A methodology for multiple performances optimization of computer numerical controlled (CNC) machining process based on design of experiment, multi-criteria decision-making and multiple regression model

This paper proposes multiple performances optimization methodology for computer numerical controlled (CNC) machining based on Taguchi method, multi-criteria decision-making (MCDM) and multiple regression (MR) model. It consists of the following steps: (1) setting levels of process parameters and selecting suitable Taguchi orthogonal array (OA), (2) arranging the process parameters on the OA and measuring machining performance values at every trials, (3) calculating comprehensive performance (CP) by integrating the multiple performances using a reasonable MCDM, (4) developing MR model between the CP and the process parameters, (5) analyzing influence of the process parameters based on correlation analysis, and (6) determining the optimal process parameters using grid search method.
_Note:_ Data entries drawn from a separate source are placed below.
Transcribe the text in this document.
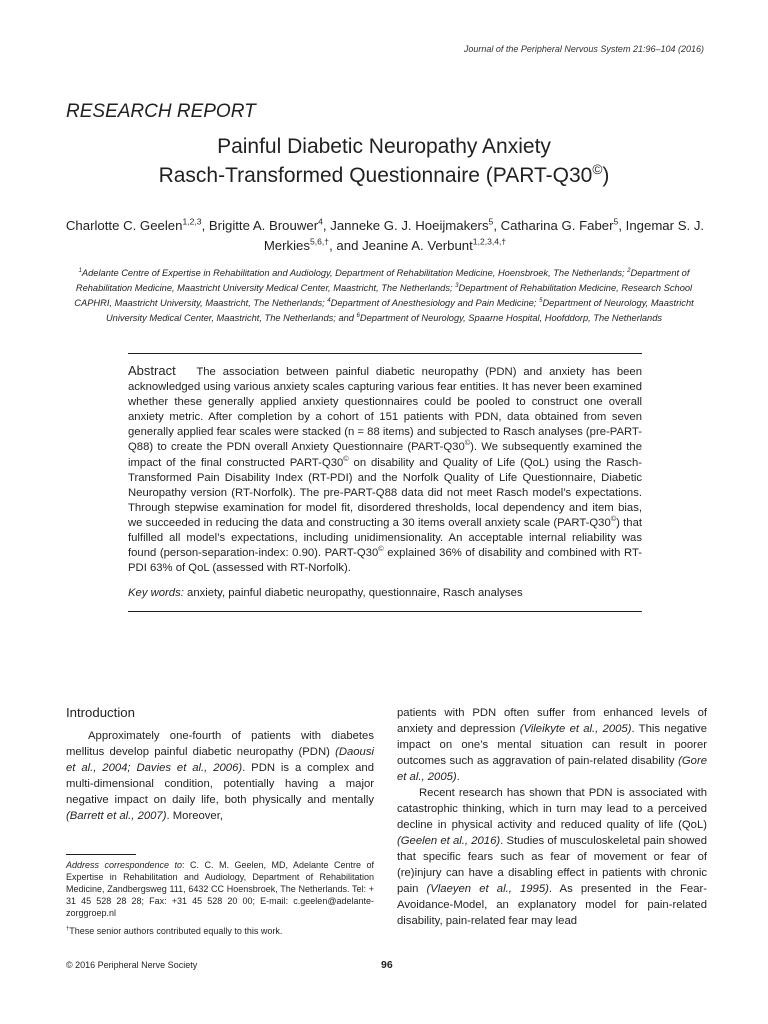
Journal of the Peripheral Nervous System 21:96–104 (2016)
RESEARCH REPORT
Painful Diabetic Neuropathy Anxiety
Rasch-Transformed Questionnaire (PART-Q30©)
Charlotte C. Geelen$^{1,2,3}$, Brigitte A. Brouwer$^4$, Janneke G. J. Hoeijmakers$^5$, Catharina G. Faber$^5$, Ingemar S. J. Merkies$^{5,6,\dagger}$, and Jeanine A. Verbunt$^{1,2,3,4,\dagger}$
$^1$Adelante Centre of Expertise in Rehabilitation and Audiology, Department of Rehabilitation Medicine, Hoensbroek, The Netherlands; $^2$Department of Rehabilitation Medicine, Maastricht University Medical Center, Maastricht, The Netherlands; $^3$Department of Rehabilitation Medicine, Research School CAPHRI, Maastricht University, Maastricht, The Netherlands; $^4$Department of Anesthesiology and Pain Medicine; $^5$Department of Neurology, Maastricht University Medical Center, Maastricht, The Netherlands; and $^6$Department of Neurology, Spaarne Hospital, Hoofddorp, The Netherlands
Abstract The association between painful diabetic neuropathy (PDN) and anxiety has been acknowledged using various anxiety scales capturing various fear entities. It has never been examined whether these generally applied anxiety questionnaires could be pooled to construct one overall anxiety metric. After completion by a cohort of 151 patients with PDN, data obtained from seven generally applied fear scales were stacked (n = 88 items) and subjected to Rasch analyses (pre-PART-Q88) to create the PDN overall Anxiety Questionnaire (PART-Q30©). We subsequently examined the impact of the final constructed PART-Q30© on disability and Quality of Life (QoL) using the Rasch-Transformed Pain Disability Index (RT-PDI) and the Norfolk Quality of Life Questionnaire, Diabetic Neuropathy version (RT-Norfolk). The pre-PART-Q88 data did not meet Rasch model’s expectations. Through stepwise examination for model fit, disordered thresholds, local dependency and item bias, we succeeded in reducing the data and constructing a 30 items overall anxiety scale (PART-Q30©) that fulfilled all model’s expectations, including unidimensionality. An acceptable internal reliability was found (person-separation-index: 0.90). PART-Q30© explained 36% of disability and combined with RT-PDI 63% of QoL (assessed with RT-Norfolk).
Key words: anxiety, painful diabetic neuropathy, questionnaire, Rasch analyses
Introduction

Approximately one-fourth of patients with diabetes mellitus develop painful diabetic neuropathy (PDN) (Daousi et al., 2004; Davies et al., 2006). PDN is a complex and multi-dimensional condition, potentially having a major negative impact on daily life, both physically and mentally (Barrett et al., 2007). Moreover,

patients with PDN often suffer from enhanced levels of anxiety and depression (Vileikyte et al., 2005). This negative impact on one’s mental situation can result in poorer outcomes such as aggravation of pain-related disability (Gore et al., 2005).

Recent research has shown that PDN is associated with catastrophic thinking, which in turn may lead to a perceived decline in physical activity and reduced quality of life (QoL) (Geelen et al., 2016). Studies of musculoskeletal pain showed that specific fears such as fear of movement or fear of (re)injury can have a disabling effect in patients with chronic pain (Vlaeyen et al., 1995). As presented in the Fear-Avoidance-Model, an explanatory model for pain-related disability, pain-related fear may lead

Address correspondence to: C. C. M. Geelen, MD, Adelante Centre of Expertise in Rehabilitation and Audiology, Department of Rehabilitation Medicine, Zandbergsweg 111, 6432 CC Hoensbroek, The Netherlands. Tel: + 31 45 528 28 28; Fax: +31 45 528 20 00; E-mail: c.geelen@adelante-zorggroep.nl
†These senior authors contributed equally to this work.
© 2016 Peripheral Nerve Society	96
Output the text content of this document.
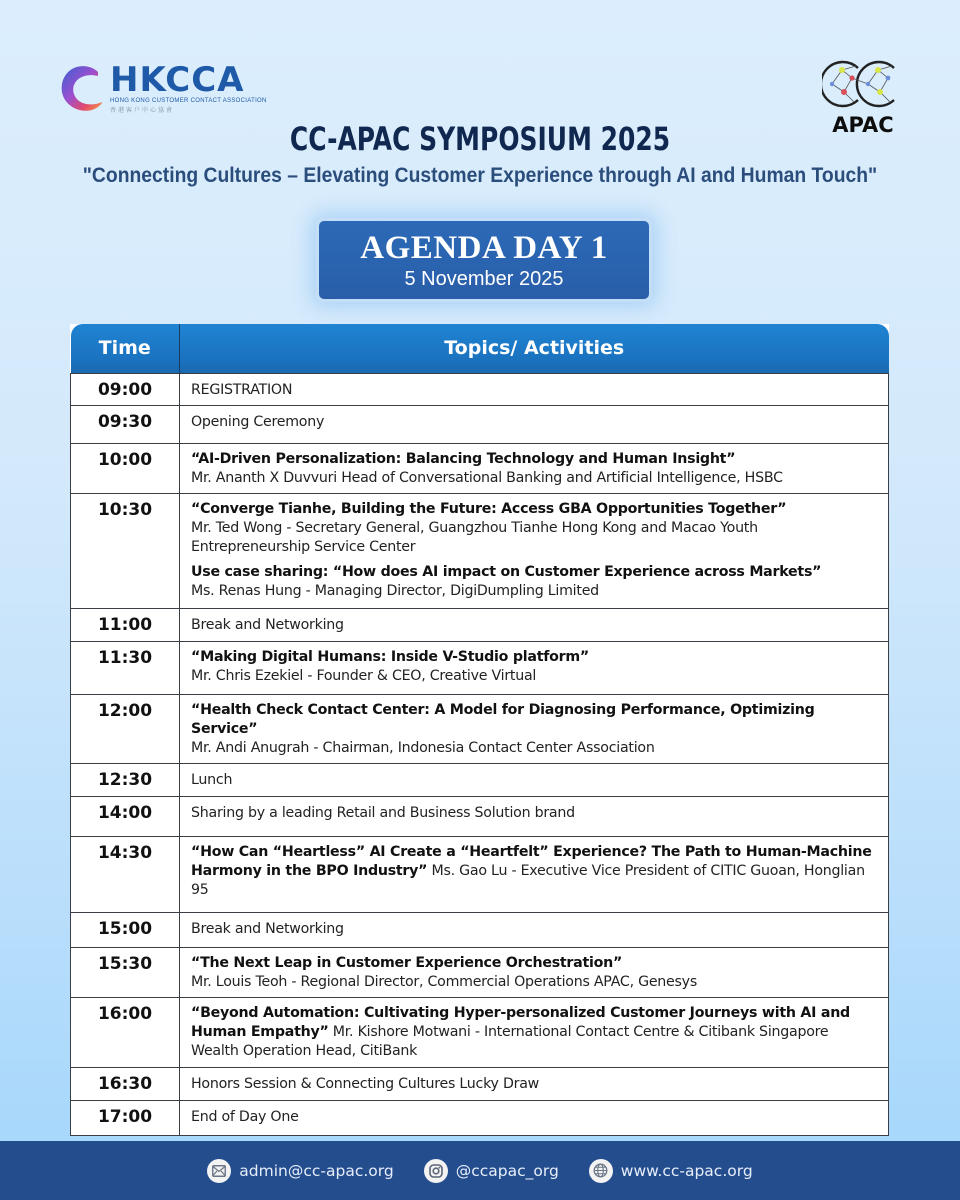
HKCCA
HONG KONG CUSTOMER CONTACT ASSOCIATION
香港客户中心協會
APAC
CC-APAC SYMPOSIUM 2025
"Connecting Cultures – Elevating Customer Experience through AI and Human Touch"
AGENDA DAY 1
5 November 2025
Time	Topics/ Activities
09:00	REGISTRATION

09:30	Opening Ceremony

10:00	“AI-Driven Personalization: Balancing Technology and Human Insight”
Mr. Ananth X Duvvuri Head of Conversational Banking and Artificial Intelligence, HSBC

10:30	“Converge Tianhe, Building the Future: Access GBA Opportunities Together”
Mr. Ted Wong - Secretary General, Guangzhou Tianhe Hong Kong and Macao Youth Entrepreneurship Service Center
Use case sharing: “How does AI impact on Customer Experience across Markets”
Ms. Renas Hung - Managing Director, DigiDumpling Limited

11:00	Break and Networking

11:30	“Making Digital Humans: Inside V-Studio platform”
Mr. Chris Ezekiel - Founder & CEO, Creative Virtual

12:00	“Health Check Contact Center: A Model for Diagnosing Performance, Optimizing Service”
Mr. Andi Anugrah - Chairman, Indonesia Contact Center Association

12:30	Lunch

14:00	Sharing by a leading Retail and Business Solution brand

14:30	“How Can “Heartless” AI Create a “Heartfelt” Experience? The Path to Human-Machine Harmony in the BPO Industry” Ms. Gao Lu - Executive Vice President of CITIC Guoan, Honglian 95

15:00	Break and Networking

15:30	“The Next Leap in Customer Experience Orchestration”
Mr. Louis Teoh - Regional Director, Commercial Operations APAC, Genesys

16:00	“Beyond Automation: Cultivating Hyper-personalized Customer Journeys with AI and Human Empathy” Mr. Kishore Motwani - International Contact Centre & Citibank Singapore Wealth Operation Head, CitiBank

16:30	Honors Session & Connecting Cultures Lucky Draw

17:00	End of Day One
admin@cc-apac.org	@ccapac_org	www.cc-apac.org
The methodology was applied to analyze and determine the influence and optimal turning process parameters such as cutting speed (CS), feed rate (FR), cutting depth (CD), cutting environment (CE) and tool nose radius (NR) for optimizing four machining performances such as surface roughness (SR), cutting force (CF), tool life (TL) and power consumption (PC) in the high speed CNC turning of AISI P20 tool steel. As the result, the optimal values of the turning process parameters were determined as CS of 160 m/min, FR of 0.1 mm/r, CD of 0.2 mm, CE of cryogenic environment, and NR of 1.1 mm. The influence analysis and optimization results of the process parameters were compared with the results obtained from the Taguchi method. The proposed methodology could be widely applied to many practical machining process optimization problems in small medium enterprise (SME) or fabrication laboratory (FabLab).